Sportliche Bestandsaufnahme

von Thorsten Cöhring am 1. Juli 2013

Sind wir 2013/14 stärker als 2012/13? Eine gute Frage. Zumindest ist der Kader besser. Es hat uns kein Spieler freiwillig verlassen. Und mit Max Kruse und Raffael sind zwei gute Leute für die Offensive hinzugekommen. Auch Christoph Kramer traue ich zu, dass er sich als Abräumer auf der Sechs gegen seine Konkurrenten durchsetzt. Er ist ein guter Balleroberer und ähnelt etwas Roman Neustädter.

In der Offensive sehe ich uns mit Patrick Herrmann, Raffael, Juan Arango, Amin Younes, Branimir Hrgota, Max Kruse, Peniel Mlapa und Luuk de Jong relativ gut aufgestellt.
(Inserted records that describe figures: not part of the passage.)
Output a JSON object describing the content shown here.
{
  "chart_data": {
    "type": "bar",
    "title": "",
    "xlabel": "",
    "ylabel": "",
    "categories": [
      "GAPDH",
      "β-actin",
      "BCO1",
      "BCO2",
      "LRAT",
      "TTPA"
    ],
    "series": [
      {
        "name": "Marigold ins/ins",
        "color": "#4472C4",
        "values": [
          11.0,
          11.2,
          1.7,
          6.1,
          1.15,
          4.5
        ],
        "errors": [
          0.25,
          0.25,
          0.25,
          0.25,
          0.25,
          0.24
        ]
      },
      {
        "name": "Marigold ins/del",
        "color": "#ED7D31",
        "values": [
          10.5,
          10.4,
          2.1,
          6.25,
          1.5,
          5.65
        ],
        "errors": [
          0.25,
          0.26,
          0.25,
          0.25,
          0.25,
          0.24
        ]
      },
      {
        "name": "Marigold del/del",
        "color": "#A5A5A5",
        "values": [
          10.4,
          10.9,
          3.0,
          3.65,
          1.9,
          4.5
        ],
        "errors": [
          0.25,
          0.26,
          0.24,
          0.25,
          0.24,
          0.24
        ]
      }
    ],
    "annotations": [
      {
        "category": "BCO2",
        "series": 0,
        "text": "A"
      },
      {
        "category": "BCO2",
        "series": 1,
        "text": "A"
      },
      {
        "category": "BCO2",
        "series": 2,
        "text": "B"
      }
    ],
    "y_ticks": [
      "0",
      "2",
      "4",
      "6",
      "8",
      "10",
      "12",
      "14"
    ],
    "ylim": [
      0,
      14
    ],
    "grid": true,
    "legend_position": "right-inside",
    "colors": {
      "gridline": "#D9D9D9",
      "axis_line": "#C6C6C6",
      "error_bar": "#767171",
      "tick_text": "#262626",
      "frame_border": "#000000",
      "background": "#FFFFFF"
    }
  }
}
Für die Lösung unseres jahrelangen Dauerproblems auf der Zehner-Position haben wir mit Kruse und Raffael jetzt sogar zwei Optionen. Für mich die interessanteste Frage ist, ob sich Luuk de Jong durchsetzen wird. Wobei ein echter Mittelstürmer nur ein Argument hat: Tore. Jetzt kann er zeigen, dass er ein Knipser ist, denn er hat künftig gute Vorbereiter um sich herum.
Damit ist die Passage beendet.